Doch wenn dann Tomic (Karamel/DJ) auf der Gästeliste im C.I. steht und um
die Antifamark diskutiert, denk ich nur noch an Pulleralarm!!!
Desweiteren gibts von mir ein Extrapfui für die derzeit
verlangten Gagen eines Viva HipHopinterpreten von mind. drei
Monatsgehältern und Pfuiextragold für all die hohlen dicke
Jacke-Konsumenten, die nicht wissen, wer Grandmaster Flash ist und es
supercool finden, von Specializts (Bsp.) die Whiskeyflasche und den Spliff zu
ergattern. Es freut mich, am 27.05. Walkin Large on Stage zu sehen, denn die
sind zwar auch meistens hammerbreit, aber die waren auch schon zu meinen
Anfangszeiten korrekt und ich denke, sie sind es geblieben.
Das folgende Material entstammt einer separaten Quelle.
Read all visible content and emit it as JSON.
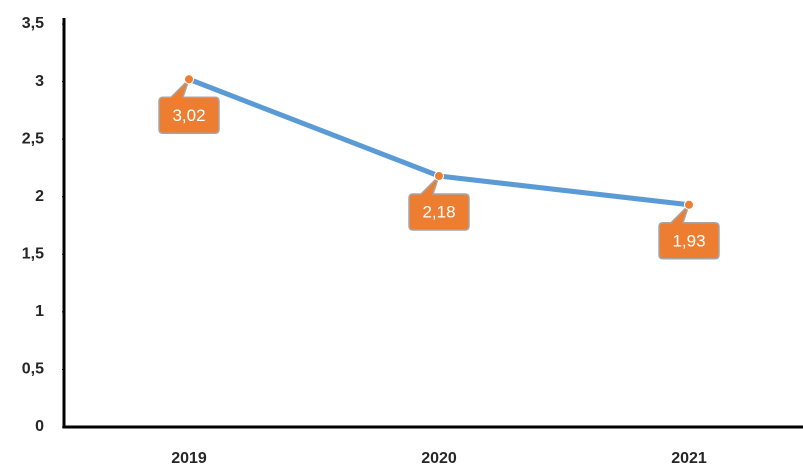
{
  "chart_data": {
    "type": "line",
    "categories": [
      "2019",
      "2020",
      "2021"
    ],
    "series": [
      {
        "color": "#5b9bd5",
        "marker_color": "#ed7d31",
        "values": [
          3.02,
          2.18,
          1.93
        ],
        "value_labels": [
          "3,02",
          "2,18",
          "1,93"
        ]
      }
    ],
    "ylim": [
      0,
      3.5
    ],
    "yticks": [
      0,
      {
        "value": 0.5,
        "label": "0,5"
      },
      1,
      {
        "value": 1.5,
        "label": "1,5"
      },
      2,
      {
        "value": 2.5,
        "label": "2,5"
      },
      3,
      {
        "value": 3.5,
        "label": "3,5"
      }
    ],
    "grid": false
  }
}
Sqare One und Mr.
Schnabel sind Acts, die ebenfalls burnen, doch wenn alle ehrlich sind: die, die
wir wollten, können wir uns nicht mehr leisten. Ich hoffe, dass jetzt ein
etwas anderer Einblick geschaffen wurde, vielleicht auch ein bißchen
Einsicht und wenn wir uns treffen am 27.05., dann laßt uns die alten
Zeiten aus dem Keller unter den Leichen hervorgraben und feiern. Ich habe
fertig und wer da wo drin ist, soll mir das hier nicht übel nehmen. Mir
liegt noch am Herzen zu erwähnen, dass 98% der GTS-Posse DD ihre Pullover
vor einem Jahr in die hinterste Schrankecke packte und heute das FUN und
diverse andere mir sehr dubiose Discotheken besuchen und da krieg
ich Plaque, ne! e.t.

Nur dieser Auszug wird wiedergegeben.